Ziva nodded, that sounded like an interesting topic to cover anyway. Learning about this country she was currently residing in (and intended to stay residing in) would probably be a good idea.
She eyes the two, still bickering, women. Though, she didn't think she'd ever understand the people here.
"Apple pies are the only dessert pies allowed," Pamela declared, folding her arms against her chest.
"Which are American."
Pamela snorted. "What? You don't have enough culture of your own so your stealing from the 'old country'?"

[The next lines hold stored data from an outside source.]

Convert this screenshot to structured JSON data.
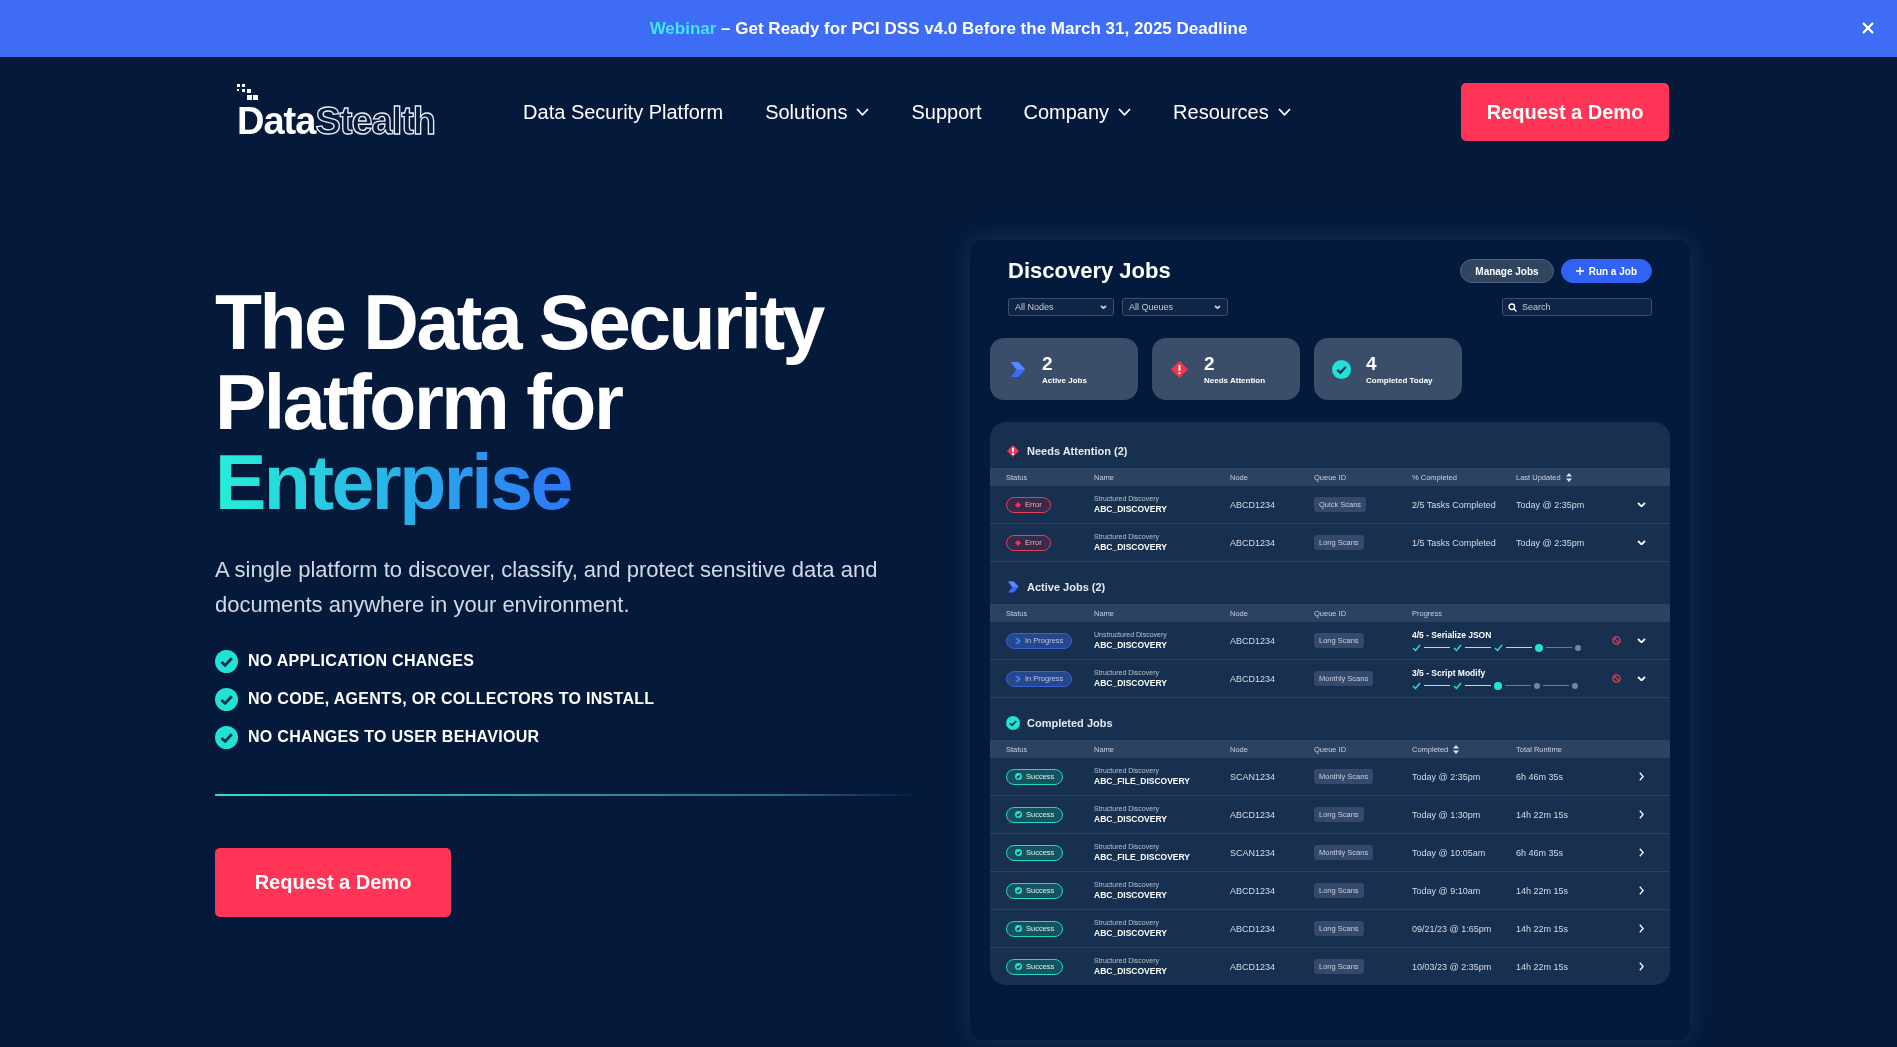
{
  "banner": {
    "highlight": "Webinar",
    "text": " – Get Ready for PCI DSS v4.0 Before the March 31, 2025 Deadline"
  },
  "nav": {
    "logo": {
      "solid": "Data",
      "outline": "Stealth"
    },
    "items": [
      {
        "label": "Data Security Platform",
        "dropdown": false
      },
      {
        "label": "Solutions",
        "dropdown": true
      },
      {
        "label": "Support",
        "dropdown": false
      },
      {
        "label": "Company",
        "dropdown": true
      },
      {
        "label": "Resources",
        "dropdown": true
      }
    ],
    "cta": "Request a Demo"
  },
  "hero": {
    "title_lines": [
      "The Data Security",
      "Platform for"
    ],
    "highlight": "Enterprise",
    "subtitle": "A single platform to discover, classify, and protect sensitive data and documents anywhere in your environment.",
    "features": [
      "NO APPLICATION CHANGES",
      "NO CODE, AGENTS, OR COLLECTORS TO INSTALL",
      "NO CHANGES TO USER BEHAVIOUR"
    ],
    "cta": "Request a Demo"
  },
  "dashboard": {
    "title": "Discovery Jobs",
    "buttons": [
      {
        "label": "Manage Jobs",
        "kind": "secondary"
      },
      {
        "label": "Run a Job",
        "kind": "primary"
      }
    ],
    "filters": [
      {
        "label": "All Nodes"
      },
      {
        "label": "All Queues"
      }
    ],
    "search": {
      "placeholder": "Search"
    },
    "stats": [
      {
        "value": "2",
        "label": "Active Jobs",
        "kind": "active"
      },
      {
        "value": "2",
        "label": "Needs Attention",
        "kind": "attention"
      },
      {
        "value": "4",
        "label": "Completed Today",
        "kind": "completed"
      }
    ],
    "sections": [
      {
        "kind": "attention",
        "title": "Needs Attention (2)",
        "columns": [
          {
            "label": "Status",
            "sortable": false
          },
          {
            "label": "Name",
            "sortable": false
          },
          {
            "label": "Node",
            "sortable": false
          },
          {
            "label": "Queue ID",
            "sortable": false
          },
          {
            "label": "% Completed",
            "sortable": false
          },
          {
            "label": "Last Updated",
            "sortable": true
          }
        ],
        "rows": [
          {
            "status": {
              "label": "Error",
              "kind": "error"
            },
            "type": "Structured Discovery",
            "name": "ABC_DISCOVERY",
            "node": "ABCD1234",
            "queue": "Quick Scans",
            "col5": "2/5 Tasks Completed",
            "col6": "Today @ 2:35pm"
          },
          {
            "status": {
              "label": "Error",
              "kind": "error"
            },
            "type": "Structured Discovery",
            "name": "ABC_DISCOVERY",
            "node": "ABCD1234",
            "queue": "Long Scans",
            "col5": "1/5 Tasks Completed",
            "col6": "Today @ 2:35pm"
          }
        ]
      },
      {
        "kind": "active",
        "title": "Active Jobs (2)",
        "columns": [
          {
            "label": "Status",
            "sortable": false
          },
          {
            "label": "Name",
            "sortable": false
          },
          {
            "label": "Node",
            "sortable": false
          },
          {
            "label": "Queue ID",
            "sortable": false
          },
          {
            "label": "Progress",
            "sortable": false
          }
        ],
        "rows": [
          {
            "status": {
              "label": "In Progress",
              "kind": "progress"
            },
            "type": "Unstructured Discovery",
            "name": "ABC_DISCOVERY",
            "node": "ABCD1234",
            "queue": "Long Scans",
            "step": "4/5 - Serialize JSON",
            "steps": [
              {
                "kind": "done"
              },
              {
                "kind": "done"
              },
              {
                "kind": "done"
              },
              {
                "kind": "current"
              },
              {
                "kind": "pending"
              }
            ]
          },
          {
            "status": {
              "label": "In Progress",
              "kind": "progress"
            },
            "type": "Structured Discovery",
            "name": "ABC_DISCOVERY",
            "node": "ABCD1234",
            "queue": "Monthly Scans",
            "step": "3/5 - Script Modify",
            "steps": [
              {
                "kind": "done"
              },
              {
                "kind": "done"
              },
              {
                "kind": "current"
              },
              {
                "kind": "pending"
              },
              {
                "kind": "pending"
              }
            ]
          }
        ]
      },
      {
        "kind": "completed",
        "title": "Completed Jobs",
        "columns": [
          {
            "label": "Status",
            "sortable": false
          },
          {
            "label": "Name",
            "sortable": false
          },
          {
            "label": "Node",
            "sortable": false
          },
          {
            "label": "Queue ID",
            "sortable": false
          },
          {
            "label": "Completed",
            "sortable": true
          },
          {
            "label": "Total Runtime",
            "sortable": false
          }
        ],
        "rows": [
          {
            "status": {
              "label": "Success",
              "kind": "success"
            },
            "type": "Structured Discovery",
            "name": "ABC_FILE_DISCOVERY",
            "node": "SCAN1234",
            "queue": "Monthly Scans",
            "col5": "Today @ 2:35pm",
            "col6": "6h 46m 35s"
          },
          {
            "status": {
              "label": "Success",
              "kind": "success"
            },
            "type": "Structured Discovery",
            "name": "ABC_DISCOVERY",
            "node": "ABCD1234",
            "queue": "Long Scans",
            "col5": "Today @ 1:30pm",
            "col6": "14h 22m 15s"
          },
          {
            "status": {
              "label": "Success",
              "kind": "success"
            },
            "type": "Structured Discovery",
            "name": "ABC_FILE_DISCOVERY",
            "node": "SCAN1234",
            "queue": "Monthly Scans",
            "col5": "Today @ 10:05am",
            "col6": "6h 46m 35s"
          },
          {
            "status": {
              "label": "Success",
              "kind": "success"
            },
            "type": "Structured Discovery",
            "name": "ABC_DISCOVERY",
            "node": "ABCD1234",
            "queue": "Long Scans",
            "col5": "Today @ 9:10am",
            "col6": "14h 22m 15s"
          },
          {
            "status": {
              "label": "Success",
              "kind": "success"
            },
            "type": "Structured Discovery",
            "name": "ABC_DISCOVERY",
            "node": "ABCD1234",
            "queue": "Long Scans",
            "col5": "09/21/23 @ 1:65pm",
            "col6": "14h 22m 15s"
          },
          {
            "status": {
              "label": "Success",
              "kind": "success"
            },
            "type": "Structured Discovery",
            "name": "ABC_DISCOVERY",
            "node": "ABCD1234",
            "queue": "Long Scans",
            "col5": "10/03/23 @ 2:35pm",
            "col6": "14h 22m 15s"
          }
        ]
      }
    ]
  }
}
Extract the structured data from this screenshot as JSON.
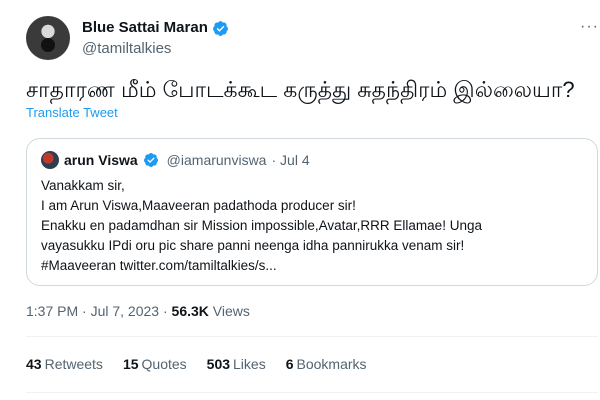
{
  "tweet": {
    "author": {
      "name": "Blue Sattai Maran",
      "handle": "@tamiltalkies"
    },
    "text": "சாதாரண மீம் போடக்கூட கருத்து சுதந்திரம் இல்லையா?",
    "translate_label": "Translate Tweet",
    "quoted": {
      "name": "arun Viswa",
      "handle": "@iamarunviswa",
      "date": "· Jul 4",
      "lines": [
        "Vanakkam sir,",
        "I am Arun Viswa,Maaveeran padathoda producer sir!",
        "Enakku en padamdhan sir Mission impossible,Avatar,RRR Ellamae! Unga",
        "vayasukku IPdi oru pic share panni neenga idha pannirukka venam sir!",
        "#Maaveeran twitter.com/tamiltalkies/s..."
      ]
    },
    "meta": {
      "timestamp": "1:37 PM · Jul 7, 2023 · ",
      "views_count": "56.3K",
      "views_label": " Views"
    },
    "stats": [
      {
        "count": "43",
        "label": "Retweets"
      },
      {
        "count": "15",
        "label": "Quotes"
      },
      {
        "count": "503",
        "label": "Likes"
      },
      {
        "count": "6",
        "label": "Bookmarks"
      }
    ]
  },
  "colors": {
    "verified": "#1d9bf0",
    "link": "#1d9bf0",
    "muted": "#536471"
  },
  "icons": {
    "verified": "verified-badge-icon",
    "more": "more-icon"
  }
}
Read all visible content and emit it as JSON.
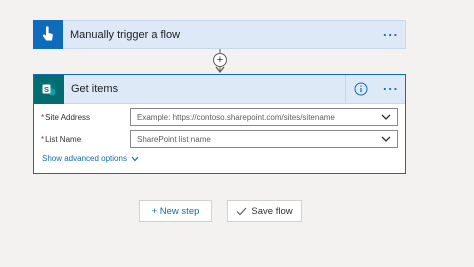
{
  "trigger": {
    "title": "Manually trigger a flow",
    "more_label": "···",
    "icon": "touch-hand-icon"
  },
  "connector": {
    "add_label": "+"
  },
  "action": {
    "title": "Get items",
    "icon": "sharepoint-icon",
    "more_label": "···",
    "fields": [
      {
        "label": "Site Address",
        "required_mark": "*",
        "placeholder": "Example: https://contoso.sharepoint.com/sites/sitename"
      },
      {
        "label": "List Name",
        "required_mark": "*",
        "placeholder": "SharePoint list name"
      }
    ],
    "advanced_label": "Show advanced options"
  },
  "buttons": {
    "new_step": "+ New step",
    "save_flow": "Save flow"
  },
  "colors": {
    "accent": "#0f6cbd",
    "sharepoint": "#036c70",
    "header_bg": "#dde9f7"
  }
}
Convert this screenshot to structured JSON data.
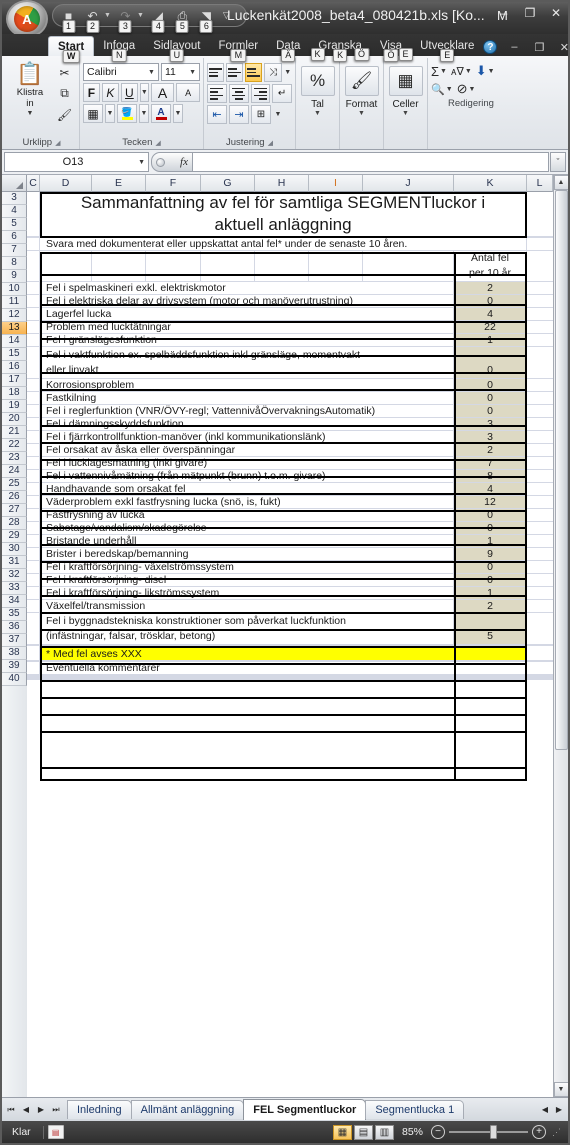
{
  "titlebar": {
    "title": "Luckenkät2008_beta4_080421b.xls  [Ko...",
    "title_keytip": "M",
    "orb_letter": "A",
    "qat": [
      {
        "name": "save",
        "glyph": "■",
        "keytip": "1"
      },
      {
        "name": "undo",
        "glyph": "↶",
        "keytip": "2",
        "has_caret": true
      },
      {
        "name": "redo",
        "glyph": "↷",
        "keytip": "3",
        "has_caret": true
      },
      {
        "name": "print-preview",
        "glyph": "◢",
        "keytip": "4"
      },
      {
        "name": "print",
        "glyph": "⎙",
        "keytip": "5"
      },
      {
        "name": "open",
        "glyph": "◥",
        "keytip": "6"
      }
    ],
    "qat_more": "▽",
    "window_buttons": [
      "–",
      "❐",
      "✕"
    ]
  },
  "ribbon": {
    "tabs": [
      {
        "label": "Start",
        "keytip": "W",
        "active": true
      },
      {
        "label": "Infoga",
        "keytip": "N",
        "active": false
      },
      {
        "label": "Sidlayout",
        "keytip": "U",
        "active": false
      },
      {
        "label": "Formler",
        "keytip": "M",
        "active": false
      },
      {
        "label": "Data",
        "keytip": "Ä",
        "active": false
      },
      {
        "label": "Granska",
        "keytip": "K",
        "active": false
      },
      {
        "label": "Visa",
        "keytip": "Ö",
        "active": false
      },
      {
        "label": "Utvecklare",
        "keytip": "E",
        "active": false
      }
    ],
    "help_label": "?",
    "tab_window_buttons": [
      "–",
      "❐",
      "✕"
    ],
    "groups": {
      "clipboard": {
        "label": "Urklipp",
        "paste_label": "Klistra\nin",
        "paste_icon": "📋",
        "cut_icon": "✂",
        "copy_icon": "⧉",
        "format_painter_icon": "🖌"
      },
      "font": {
        "label": "Tecken",
        "font_name": "Calibri",
        "font_size": "11",
        "bold": "F",
        "italic": "K",
        "underline": "U",
        "grow_font": "A",
        "shrink_font": "A",
        "borders_icon": "▦",
        "fill_icon": "🪣",
        "fontcolor_icon": "A",
        "fill_color": "#ffff00",
        "font_color": "#c00000"
      },
      "alignment": {
        "label": "Justering",
        "top_align": "≡",
        "middle_align": "≡",
        "bottom_align": "≡",
        "align_left": "≡",
        "align_center": "≡",
        "align_right": "≡",
        "orientation": "⤨",
        "wrap_text": "↵",
        "merge_center": "⊞",
        "decrease_indent": "⇤",
        "increase_indent": "⇥"
      },
      "number": {
        "label": "Tal",
        "icon": "%",
        "keytip": "K"
      },
      "styles": {
        "label": "Format",
        "icon": "🖌",
        "keytip": "Ö"
      },
      "cells": {
        "label": "Celler",
        "icon": "▦",
        "keytip": "E"
      },
      "editing": {
        "label": "Redigering",
        "autosum": "Σ",
        "fill": "⬇",
        "clear": "⊘",
        "sort_filter": "ᴀ∇",
        "find_select": "🔍"
      }
    }
  },
  "formula_bar": {
    "name_box": "O13",
    "fx_label": "fx",
    "formula_value": "",
    "expand_glyph": "ˇ"
  },
  "grid": {
    "columns": [
      "C",
      "D",
      "E",
      "F",
      "G",
      "H",
      "I",
      "J",
      "K",
      "L"
    ],
    "highlighted_column": "I",
    "selected_row": 13,
    "rows": [
      {
        "num": "3",
        "type": "title",
        "text": "Sammanfattning av fel för samtliga SEGMENTluckor i aktuell anläggning"
      },
      {
        "num": "4",
        "type": "blank"
      },
      {
        "num": "5",
        "type": "note",
        "text": "Svara med dokumenterat eller uppskattat antal fel* under de senaste 10 åren."
      },
      {
        "num": "6",
        "type": "header",
        "text": "",
        "value": "Antal fel\nper 10 år"
      },
      {
        "num": "7",
        "type": "data",
        "text": "Fel i spelmaskineri exkl. elektriskmotor",
        "value": "2"
      },
      {
        "num": "8",
        "type": "data",
        "text": "Fel i elektriska delar av drivsystem (motor och manöverutrustning)",
        "value": "0"
      },
      {
        "num": "9",
        "type": "data",
        "text": "Lagerfel lucka",
        "value": "4"
      },
      {
        "num": "10",
        "type": "data",
        "text": "Problem med lucktätningar",
        "value": "22"
      },
      {
        "num": "11",
        "type": "data",
        "text": "Fel i gränslägesfunktion",
        "value": "1"
      },
      {
        "num": "12",
        "type": "data2",
        "text": "Fel i vaktfunktion ex. spelbäddsfunktion inkl gränsläge,  momentvakt",
        "text2": "eller linvakt",
        "value": "0"
      },
      {
        "num": "13",
        "type": "data",
        "text": "Korrosionsproblem",
        "value": "0"
      },
      {
        "num": "14",
        "type": "data",
        "text": "Fastkilning",
        "value": "0"
      },
      {
        "num": "15",
        "type": "data",
        "text": "Fel i reglerfunktion (VNR/ÖVY-regl; VattennivåÖvervakningsAutomatik)",
        "value": "0"
      },
      {
        "num": "16",
        "type": "data",
        "text": "Fel i dämningsskyddsfunktion",
        "value": "3"
      },
      {
        "num": "17",
        "type": "data",
        "text": "Fel i fjärrkontrollfunktion-manöver (inkl kommunikationslänk)",
        "value": "3"
      },
      {
        "num": "18",
        "type": "data",
        "text": "Fel orsakat av åska eller överspänningar",
        "value": "2"
      },
      {
        "num": "19",
        "type": "data",
        "text": "Fel i lucklägesmätning (inkl givare)",
        "value": "7"
      },
      {
        "num": "20",
        "type": "data",
        "text": "Fel i vattennivåmätning (från mätpunkt (brunn) t.o.m. givare)",
        "value": "8"
      },
      {
        "num": "21",
        "type": "data",
        "text": "Handhavande som orsakat fel",
        "value": "4"
      },
      {
        "num": "22",
        "type": "data",
        "text": "Väderproblem exkl fastfrysning lucka (snö, is, fukt)",
        "value": "12"
      },
      {
        "num": "23",
        "type": "data",
        "text": "Fastfrysning av lucka",
        "value": "0"
      },
      {
        "num": "24",
        "type": "data",
        "text": "Sabotage/vandalism/skadegörelse",
        "value": "0"
      },
      {
        "num": "25",
        "type": "data",
        "text": "Bristande underhåll",
        "value": "1"
      },
      {
        "num": "26",
        "type": "data",
        "text": "Brister i beredskap/bemanning",
        "value": "9"
      },
      {
        "num": "27",
        "type": "data",
        "text": "Fel i kraftförsörjning- växelströmssystem",
        "value": "0"
      },
      {
        "num": "28",
        "type": "data",
        "text": "Fel i kraftförsörjning- disel",
        "value": "0"
      },
      {
        "num": "29",
        "type": "data",
        "text": "Fel i kraftförsörjning- likströmssystem",
        "value": "1"
      },
      {
        "num": "30",
        "type": "data",
        "text": "Växelfel/transmission",
        "value": "2"
      },
      {
        "num": "31",
        "type": "data2",
        "text": "Fel i byggnadstekniska konstruktioner som påverkat luckfunktion",
        "text2": "(infästningar, falsar, trösklar, betong)",
        "value": "5"
      },
      {
        "num": "32",
        "type": "blank"
      },
      {
        "num": "33",
        "type": "yellow",
        "text": "* Med fel avses XXX"
      },
      {
        "num": "34",
        "type": "blank"
      },
      {
        "num": "35",
        "type": "note",
        "text": "Eventuella kommentarer"
      },
      {
        "num": "36",
        "type": "comment-box"
      },
      {
        "num": "37",
        "type": "blank"
      },
      {
        "num": "38",
        "type": "blank"
      },
      {
        "num": "39",
        "type": "blank"
      },
      {
        "num": "40",
        "type": "blank"
      }
    ],
    "colors": {
      "value_cell_fill": "#ddd9c3",
      "note_fill": "#ffff00",
      "selected_header": "#f7b351"
    }
  },
  "sheet_tabs": {
    "nav": [
      "⏮",
      "◀",
      "▶",
      "⏭"
    ],
    "tabs": [
      {
        "label": "Inledning",
        "active": false
      },
      {
        "label": "Allmänt anläggning",
        "active": false
      },
      {
        "label": "FEL Segmentluckor",
        "active": true
      },
      {
        "label": "Segmentlucka 1",
        "active": false
      }
    ],
    "scroll_right": [
      "◀",
      "▶"
    ]
  },
  "statusbar": {
    "status": "Klar",
    "macro_icon": "▤",
    "views": [
      {
        "name": "normal",
        "glyph": "▦",
        "active": true
      },
      {
        "name": "page-layout",
        "glyph": "▤",
        "active": false
      },
      {
        "name": "page-break-preview",
        "glyph": "▥",
        "active": false
      }
    ],
    "zoom": "85%",
    "zoom_minus": "−",
    "zoom_plus": "+",
    "grip": "⋰"
  }
}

That glare that Amelia directed at her was downright dangerous. Thankfully, Francisca prevented an eruption by throwing the bag of letters at her. Apparently, she had had enough."
"Take a letter before I take a spoon to both of you!" she scolded.
Chastened, Amelia meekly did just that.
Francisca's threat worked and there were no further arguments from Pamela and Amelia. They were, quite rightly in Ziva's opinion, terrified of the small, Mexican woman. Which at least meant they could return to playing scrabble.
"That's not how you spell spider, Lukas," Pamela scolded as he tried to add a 'd', 'e' and an 'r' on the end of the word spy. "It has an 'i' not a 'y' in the middle.
"Are you sure?" he asked, squinting at the board, he'd left his glasses at home.
"It's not a word related to espionage at all," Ducky told him.
"Maybe it's an alternate spelling?" He asked hopefully.
Amelia shook her head. "Sorry, Lukas, not this time."
He pouted at that but lifted his letters and looked at the board with a frown.
"Why does English use 'y' as 'i'?" Lukas complained. "German doesn't do this. German vowels make sense."
"German has long and short vowels," Ziva had to point out.
"Which make sense!" Lukas insisted.
"We don't need another argument you two," Pamela said, eyeing a calm Francisca.
Somehow, they had got onto the safe topic of their favourite Hallowe'en sweets. This, of course, had started Ducky off on the origins of Trick or Treating. Which was actually quite interesting.
"I'd quite like to try soul cakes," Pamela said, munching on a handful of chocolate covered pretzels. "They sound tasty."
"Sounds too spicy," Lukas said scrunching up his nose. "It would burn."
"They are supposed to be sweet spices," Ducky pointed out. "They shouldn't burn you."
"Lukas doesn't like cinnamon," Ziva said with disdain. "Or ginger."
That was almost incomprehensible to her. How could someone not like cinnamon? It was unnatural.
"I like simple flavours," he argued.
"Boring," Ziva corrected.
He stuck her tongue out at her.
"You don't add the right amount of cinnamon to you dishes anyway," he grumbled.
"A lot of cinnamon is the right amount of cinnamon," Ziva argued.
You did not follow that 'half a teaspoon' nonsense in recipes. You could barely taste that!
"That just burns your mouth," Amelia argued.
That's all it took for the game to be abandoned in favour of arguing about how you were supposed to use cinnamon. Apparently, everyone had quite strong opinions on the topic.